~oOo~

2014-06-23

booknotes: paying for the party

Amanda Hess at Slate recently reminded me that I had meant to read Elizabeth A. Armstrong and Laura T. Hamilton's longitudinal, ethnographic study of a cohort of undergraduate women, Paying for the Party: How College Maintains Inequality (Harvard Univ. Press, 2013). Armstrong and Hamilton's research team spent a year in residence at "Midwest University" living with a group of first-year women assigned to one of the school's party dorms; they continued to follow the cohort on their floor for five years -- the typical four years to degree and one year after. What began as a study of young women's sexual agency at a large public university quickly turned into a study of class, and how strongly pre-existing socioeconomic conditions in the lives of each student determined her trajectory through college and into her immediate post-college circumstances. Hess' article at Slate highlights some of what the research team did discover about the sexualization of college women during their work; Paying for the Party delves into the class issues that define many young women's path through university.

The central thesis of Party is that undergraduates at large state universities (the researchers hesitate to generalize from a single case study) are constrained by the available cultures of their schools -- and often the specific dorms to which they are assigned -- in ways that limit the ability of less privileged students to utilize college as a tool for class mobility.
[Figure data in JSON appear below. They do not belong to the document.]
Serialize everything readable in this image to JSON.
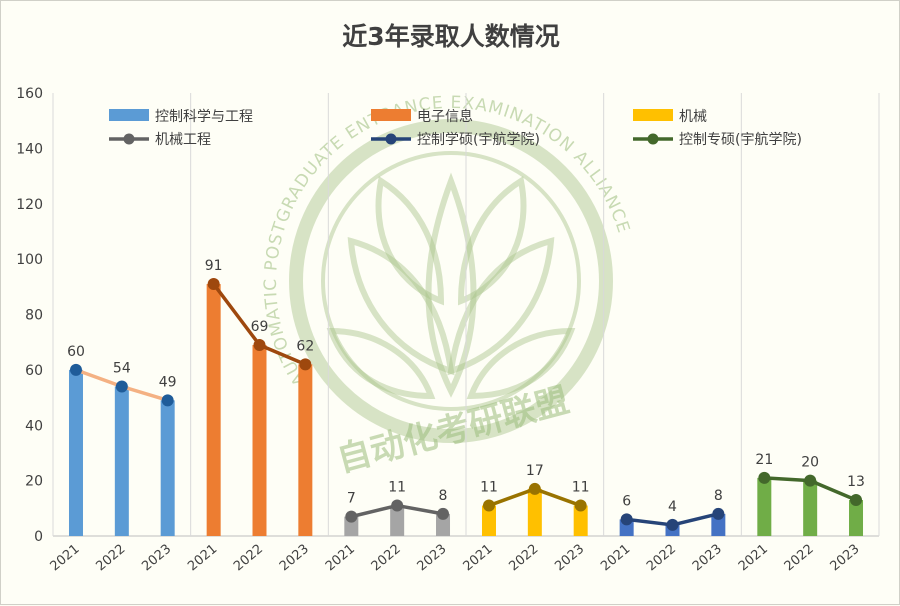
{
  "chart_data": {
    "type": "bar",
    "title": "近3年录取人数情况",
    "ylim": [
      0,
      160
    ],
    "yticks": [
      0,
      20,
      40,
      60,
      80,
      100,
      120,
      140,
      160
    ],
    "grid": "vertical separators between groups",
    "legend_position": "top",
    "groups": [
      {
        "name": "控制科学与工程",
        "years": [
          "2021",
          "2022",
          "2023"
        ],
        "values": [
          60,
          54,
          49
        ],
        "bar_color": "#5b9bd5",
        "line_color": "#f4b183",
        "marker_color": "#1f5c99"
      },
      {
        "name": "电子信息",
        "years": [
          "2021",
          "2022",
          "2023"
        ],
        "values": [
          91,
          69,
          62
        ],
        "bar_color": "#ed7d31",
        "line_color": "#9e480e",
        "marker_color": "#9e480e"
      },
      {
        "name": "机械",
        "years": [
          "2021",
          "2022",
          "2023"
        ],
        "values": [
          7,
          11,
          8
        ],
        "bar_color": "#a5a5a5",
        "line_color": "#636363",
        "marker_color": "#636363"
      },
      {
        "name": "机械工程",
        "years": [
          "2021",
          "2022",
          "2023"
        ],
        "values": [
          11,
          17,
          11
        ],
        "bar_color": "#ffc000",
        "line_color": "#997300",
        "marker_color": "#997300"
      },
      {
        "name": "控制学硕(宇航学院)",
        "years": [
          "2021",
          "2022",
          "2023"
        ],
        "values": [
          6,
          4,
          8
        ],
        "bar_color": "#4472c4",
        "line_color": "#264478",
        "marker_color": "#264478"
      },
      {
        "name": "控制专硕(宇航学院)",
        "years": [
          "2021",
          "2022",
          "2023"
        ],
        "values": [
          21,
          20,
          13
        ],
        "bar_color": "#70ad47",
        "line_color": "#43682b",
        "marker_color": "#43682b"
      }
    ],
    "legend": [
      {
        "label": "控制科学与工程",
        "kind": "bar",
        "color": "#5b9bd5"
      },
      {
        "label": "电子信息",
        "kind": "bar",
        "color": "#ed7d31"
      },
      {
        "label": "机械",
        "kind": "bar",
        "color": "#ffc000"
      },
      {
        "label": "机械工程",
        "kind": "line",
        "color": "#636363"
      },
      {
        "label": "控制学硕(宇航学院)",
        "kind": "line",
        "color": "#264478"
      },
      {
        "label": "控制专硕(宇航学院)",
        "kind": "line",
        "color": "#43682b"
      }
    ]
  },
  "watermark": {
    "ring_text": "AUTOMATIC POSTGRADUATE ENTRANCE EXAMINATION ALLIANCE",
    "cn_text": "自动化考研联盟"
  }
}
What the researchers found was that the majority of students entered MU on course to take one of three readily-available "pathways" through the college years: the party pathway, the professional pathway, and the mobility pathway. The researchers acknowledge that other pathways exist, both at MU and elsewhere, but for the cohort they studied, these were the three dominant ways of approaching college. The dominant pathway was the "party" pathway; the elite and upper-middle-class women of the cohort arrived on campus with plans to strengthen their already-privileged social networks through the Greek system, tracked to areas of study that facilitated this way of life, and left college with low GPAs and degrees that would have been useless without their high-powered family connections and financial resources. Less privileged women who attempted to access the party pathway typically suffered a high loss of resources and low return. The party pathway also ruthlessly policed the performance of femininity according to a very specific set of elite standards which required money and time to cultivate and maintain.

In addition to the struggles of women on the party pathway who were unable to compete with the elite partiers in terms of time, resources, social connections, and conventional beauty, Paying for the Party also chronicles the way the party pathway culture encroaches on those beyond its borders. Even women who tried to follow the professional or mobility pathway found their efforts stymied by the dominant party cohort. The researchers argue that non-elite students need more robust support for non-party alternatives in order for college to be both cost effective and life enhancing.
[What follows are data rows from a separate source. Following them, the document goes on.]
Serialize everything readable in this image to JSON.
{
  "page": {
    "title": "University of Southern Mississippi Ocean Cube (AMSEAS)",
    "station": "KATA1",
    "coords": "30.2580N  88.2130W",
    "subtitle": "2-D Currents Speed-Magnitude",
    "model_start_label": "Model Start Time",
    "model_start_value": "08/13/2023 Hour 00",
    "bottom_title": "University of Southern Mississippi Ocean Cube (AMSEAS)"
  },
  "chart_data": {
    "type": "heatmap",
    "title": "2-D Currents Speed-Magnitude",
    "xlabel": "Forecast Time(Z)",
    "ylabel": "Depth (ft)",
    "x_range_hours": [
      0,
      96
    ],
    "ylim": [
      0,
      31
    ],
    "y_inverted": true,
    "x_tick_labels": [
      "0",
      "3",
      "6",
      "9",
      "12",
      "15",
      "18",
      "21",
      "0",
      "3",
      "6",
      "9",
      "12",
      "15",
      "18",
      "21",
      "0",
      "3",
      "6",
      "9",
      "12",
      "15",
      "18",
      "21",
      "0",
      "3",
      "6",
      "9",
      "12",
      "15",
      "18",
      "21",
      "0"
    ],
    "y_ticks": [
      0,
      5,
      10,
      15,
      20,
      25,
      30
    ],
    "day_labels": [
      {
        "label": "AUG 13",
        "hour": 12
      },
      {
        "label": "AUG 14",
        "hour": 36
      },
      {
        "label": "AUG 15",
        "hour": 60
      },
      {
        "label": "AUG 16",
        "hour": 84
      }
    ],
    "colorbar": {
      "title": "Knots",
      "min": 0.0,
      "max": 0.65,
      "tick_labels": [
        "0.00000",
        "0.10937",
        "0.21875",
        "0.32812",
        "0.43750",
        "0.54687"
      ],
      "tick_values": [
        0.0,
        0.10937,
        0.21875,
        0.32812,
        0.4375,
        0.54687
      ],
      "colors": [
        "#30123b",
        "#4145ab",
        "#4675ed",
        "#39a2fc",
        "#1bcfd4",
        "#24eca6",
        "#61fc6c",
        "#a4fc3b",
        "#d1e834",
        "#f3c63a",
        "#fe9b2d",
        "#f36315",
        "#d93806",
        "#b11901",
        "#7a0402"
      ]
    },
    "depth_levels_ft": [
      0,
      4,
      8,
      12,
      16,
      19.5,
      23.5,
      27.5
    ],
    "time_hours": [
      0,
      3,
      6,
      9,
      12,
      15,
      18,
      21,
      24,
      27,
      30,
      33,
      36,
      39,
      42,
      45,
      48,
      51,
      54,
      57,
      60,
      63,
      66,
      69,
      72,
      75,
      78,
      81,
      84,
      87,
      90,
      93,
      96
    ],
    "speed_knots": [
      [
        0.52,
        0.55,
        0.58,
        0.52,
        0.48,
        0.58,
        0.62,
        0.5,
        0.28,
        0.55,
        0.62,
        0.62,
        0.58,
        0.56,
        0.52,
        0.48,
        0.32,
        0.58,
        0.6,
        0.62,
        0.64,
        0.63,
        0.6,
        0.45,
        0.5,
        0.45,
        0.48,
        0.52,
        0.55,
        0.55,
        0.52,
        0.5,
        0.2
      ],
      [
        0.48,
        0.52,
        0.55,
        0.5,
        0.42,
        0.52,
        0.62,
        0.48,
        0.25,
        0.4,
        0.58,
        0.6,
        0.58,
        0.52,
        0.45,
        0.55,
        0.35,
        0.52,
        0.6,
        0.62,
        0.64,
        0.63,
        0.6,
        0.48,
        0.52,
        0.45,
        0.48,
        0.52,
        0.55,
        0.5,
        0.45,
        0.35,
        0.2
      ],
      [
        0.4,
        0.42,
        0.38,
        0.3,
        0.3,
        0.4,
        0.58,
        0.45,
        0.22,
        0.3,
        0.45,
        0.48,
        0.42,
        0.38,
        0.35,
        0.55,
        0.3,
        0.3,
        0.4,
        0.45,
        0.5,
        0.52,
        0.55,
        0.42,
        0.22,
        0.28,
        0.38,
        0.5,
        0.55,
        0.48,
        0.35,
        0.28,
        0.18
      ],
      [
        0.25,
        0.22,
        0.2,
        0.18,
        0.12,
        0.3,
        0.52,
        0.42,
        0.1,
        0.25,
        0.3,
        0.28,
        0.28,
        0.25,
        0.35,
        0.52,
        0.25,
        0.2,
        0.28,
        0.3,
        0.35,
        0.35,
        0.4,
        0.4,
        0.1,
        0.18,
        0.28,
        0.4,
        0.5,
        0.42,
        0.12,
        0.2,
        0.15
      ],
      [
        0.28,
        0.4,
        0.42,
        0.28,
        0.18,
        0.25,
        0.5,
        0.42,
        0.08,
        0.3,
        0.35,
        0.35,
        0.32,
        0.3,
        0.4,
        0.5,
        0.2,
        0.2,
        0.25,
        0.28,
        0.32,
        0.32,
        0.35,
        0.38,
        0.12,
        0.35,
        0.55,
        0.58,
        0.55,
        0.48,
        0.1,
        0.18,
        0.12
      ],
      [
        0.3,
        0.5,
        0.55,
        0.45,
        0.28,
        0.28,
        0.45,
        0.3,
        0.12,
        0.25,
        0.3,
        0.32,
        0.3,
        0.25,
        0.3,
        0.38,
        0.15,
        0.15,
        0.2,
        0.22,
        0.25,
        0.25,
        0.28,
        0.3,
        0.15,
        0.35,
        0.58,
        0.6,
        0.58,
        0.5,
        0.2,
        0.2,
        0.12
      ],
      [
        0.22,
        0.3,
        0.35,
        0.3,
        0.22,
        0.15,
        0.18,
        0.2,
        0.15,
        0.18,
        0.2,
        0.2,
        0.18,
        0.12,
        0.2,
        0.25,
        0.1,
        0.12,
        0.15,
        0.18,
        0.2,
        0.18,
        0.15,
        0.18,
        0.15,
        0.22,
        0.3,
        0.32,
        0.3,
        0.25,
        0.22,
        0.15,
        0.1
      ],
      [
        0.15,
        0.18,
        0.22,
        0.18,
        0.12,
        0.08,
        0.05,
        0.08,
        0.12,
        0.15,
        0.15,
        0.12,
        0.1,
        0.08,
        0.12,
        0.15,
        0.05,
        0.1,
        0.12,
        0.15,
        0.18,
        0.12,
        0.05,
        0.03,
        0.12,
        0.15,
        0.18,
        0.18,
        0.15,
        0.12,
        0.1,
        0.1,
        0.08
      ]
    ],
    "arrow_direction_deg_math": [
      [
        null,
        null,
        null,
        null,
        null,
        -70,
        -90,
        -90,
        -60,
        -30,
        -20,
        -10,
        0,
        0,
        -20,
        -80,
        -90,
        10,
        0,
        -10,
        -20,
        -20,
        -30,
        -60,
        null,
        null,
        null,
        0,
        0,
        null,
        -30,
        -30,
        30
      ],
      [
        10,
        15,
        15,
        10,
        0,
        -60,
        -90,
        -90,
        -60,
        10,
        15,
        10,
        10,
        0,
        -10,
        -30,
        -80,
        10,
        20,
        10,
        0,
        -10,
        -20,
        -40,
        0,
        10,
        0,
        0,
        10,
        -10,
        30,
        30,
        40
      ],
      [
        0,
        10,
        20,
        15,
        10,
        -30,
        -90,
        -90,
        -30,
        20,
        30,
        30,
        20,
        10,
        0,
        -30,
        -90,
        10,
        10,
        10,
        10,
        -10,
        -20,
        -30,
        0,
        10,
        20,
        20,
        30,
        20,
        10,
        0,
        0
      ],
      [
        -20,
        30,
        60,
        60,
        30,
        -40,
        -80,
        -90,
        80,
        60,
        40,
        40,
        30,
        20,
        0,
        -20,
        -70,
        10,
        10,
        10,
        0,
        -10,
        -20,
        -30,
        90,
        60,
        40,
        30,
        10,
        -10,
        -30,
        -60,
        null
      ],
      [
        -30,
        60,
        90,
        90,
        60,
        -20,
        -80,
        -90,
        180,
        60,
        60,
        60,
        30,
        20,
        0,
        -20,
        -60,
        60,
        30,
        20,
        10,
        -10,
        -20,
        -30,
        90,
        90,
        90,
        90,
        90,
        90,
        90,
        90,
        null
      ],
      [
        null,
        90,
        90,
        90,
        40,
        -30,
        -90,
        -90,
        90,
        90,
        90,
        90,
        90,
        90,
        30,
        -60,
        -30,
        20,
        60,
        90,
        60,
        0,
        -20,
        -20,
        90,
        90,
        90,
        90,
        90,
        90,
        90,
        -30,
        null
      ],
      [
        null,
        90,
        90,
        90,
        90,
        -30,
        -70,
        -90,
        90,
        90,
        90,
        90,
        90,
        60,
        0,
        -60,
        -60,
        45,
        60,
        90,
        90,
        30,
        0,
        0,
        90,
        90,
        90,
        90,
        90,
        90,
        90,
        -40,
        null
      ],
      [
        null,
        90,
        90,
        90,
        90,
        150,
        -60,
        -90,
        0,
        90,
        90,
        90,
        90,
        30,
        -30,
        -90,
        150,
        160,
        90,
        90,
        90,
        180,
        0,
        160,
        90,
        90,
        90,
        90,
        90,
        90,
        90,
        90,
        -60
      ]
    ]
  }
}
There are limitations to the study. For example, I couldn't help but feel that even taking broad social categories into account, the party/professional/mobility pathways schema left out crucial segments of the undergrad population. Perhaps because the research team chose a "party" dorm, or perhaps because they were at a land grant research university instead of a liberal arts college, they failed to identify the pathway that I and many of my closest friends were on: What I might call the "how to live" pathway. This is the pathway that treats learning as a goal in and of itself, and self-knowledge -- as well as wider horizons -- as a valuable part of the college experience on par with skill acquisition/job training. And it's not a pathway exclusively available to the rich; I know students across the economic spectrum who used college as a step-stone to a meaningful life (not necessarily a well-heeled one). Armstrong and Hamilton hint at such rewards toward the end of the book when they profile a student who had limited economic resources, struggled in school, and yet one year after graduating is building a meaningful life for herself working as a ski instructor and living with her partner in the wilderness setting that drew them together.

They also suggest throughout the book that MU has other subcultures of students whose subcultures provide a robust alternative to the party pathway and help students succeed: the arts students, the African-American learning community, the LGBT group. But it seems that none of their cohort originally assigned to the party dorm found their way to these rich subcultures, a telling finding in and of itself that shows how segregated a campus can be, and how the crap shoot of first-year campus housing may make or break students. Particularly the most vulnerable ones whose families have little or no experience navigating higher education.

Despite the study's necessarily narrow focus on its original cohort, I highly recommend Paying for the Party to anyone interested in higher education, economic inequality, and the ways in which gender plays out in specific ways in both social class and college contexts.